Good news over the weekend. The trunk road that the Tanzanian government proposed to push through the northern part of the world famous Serengeti National Park will not now go ahead as originally planned.
The road that wasn’t and the wildebeest migration (map by FZS).
I had refrained from commenting on this whilst it was a live issue for two reasons: (a) because I didn’t understand the details and heard enough contrasting tales about it that I felt it would be inappropriate to comment, and (b) lest I inadvertently make things worse. Alas, some wildlife ecologists did not feel able to bite their tongue:
"[President] Kikwete’s spiteful attitude towards the World Heritage site and his strange determination to drive a road through Serengeti make him look increasingly old-fashioned and vindictive." (Prof Andrew Dobson, quoted here)
Now I personally much like the practice in science to call a spade a spade, but I fail to detect what is scientific about describing the President of a country you want to change direction as spiteful, old-fashioned and vindictive. Putting my best scientific hat on, I might describe that as stupid. From what I understand, the underlying motivations for the proposed road were all political, involving different factions within Tanzania’s ruling party, so a political savvy response was required, not something that smacked of neo-colonialism in an ex-colony where sensitivities, are, not surprisingly, sensitive!

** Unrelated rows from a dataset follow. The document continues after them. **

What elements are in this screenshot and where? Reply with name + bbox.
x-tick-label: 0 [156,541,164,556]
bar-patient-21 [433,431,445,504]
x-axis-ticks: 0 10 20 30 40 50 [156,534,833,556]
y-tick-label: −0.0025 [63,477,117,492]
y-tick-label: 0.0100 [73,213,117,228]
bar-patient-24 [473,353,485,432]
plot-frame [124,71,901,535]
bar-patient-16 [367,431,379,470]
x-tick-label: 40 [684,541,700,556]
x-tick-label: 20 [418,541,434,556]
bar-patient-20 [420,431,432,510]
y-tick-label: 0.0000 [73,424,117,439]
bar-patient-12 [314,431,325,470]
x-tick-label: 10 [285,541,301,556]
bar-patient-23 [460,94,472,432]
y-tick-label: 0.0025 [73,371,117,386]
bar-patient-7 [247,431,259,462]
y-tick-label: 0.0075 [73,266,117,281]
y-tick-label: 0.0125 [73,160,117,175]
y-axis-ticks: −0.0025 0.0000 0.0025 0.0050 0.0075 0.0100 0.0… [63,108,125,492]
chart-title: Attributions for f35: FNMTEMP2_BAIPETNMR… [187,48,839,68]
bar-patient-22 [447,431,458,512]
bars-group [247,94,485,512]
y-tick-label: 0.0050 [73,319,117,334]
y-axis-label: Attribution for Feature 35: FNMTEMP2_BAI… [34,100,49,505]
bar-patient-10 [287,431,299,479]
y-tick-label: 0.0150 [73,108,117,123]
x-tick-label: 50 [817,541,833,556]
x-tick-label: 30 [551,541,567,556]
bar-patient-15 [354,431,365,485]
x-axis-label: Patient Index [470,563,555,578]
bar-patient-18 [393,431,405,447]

What behind-the-scenes lobbying went on, I do not know, but it seems to have been rather more effective than Dobson’s bone-headed intervention. Unfortunately, that is not the end of it. I hear from reliable sources that the whole episode has left a rather sour taste in the mouth of President Kikwete. (Who’d have guessed it?) A president who was reportedly once an enthusiastic supporter of conservation is now far from well-disposed to the sector. One immediate consequence: Kikwete demanded the last minute withdrawal of an application for World Heritage Site for the forests in Tanzania’s Eastern Arc Mountains (a global biodiversity hotspot), an application that had been 14 years in the making (see here).
If it really was a case of exchanging a paper park designation for an actual road then it would seem to be an all round good deal, but I’m not aware of anyone who has suggested this was a ‘trade’, and a more carefully designed campaign might have headed off the road without losing the WHS application.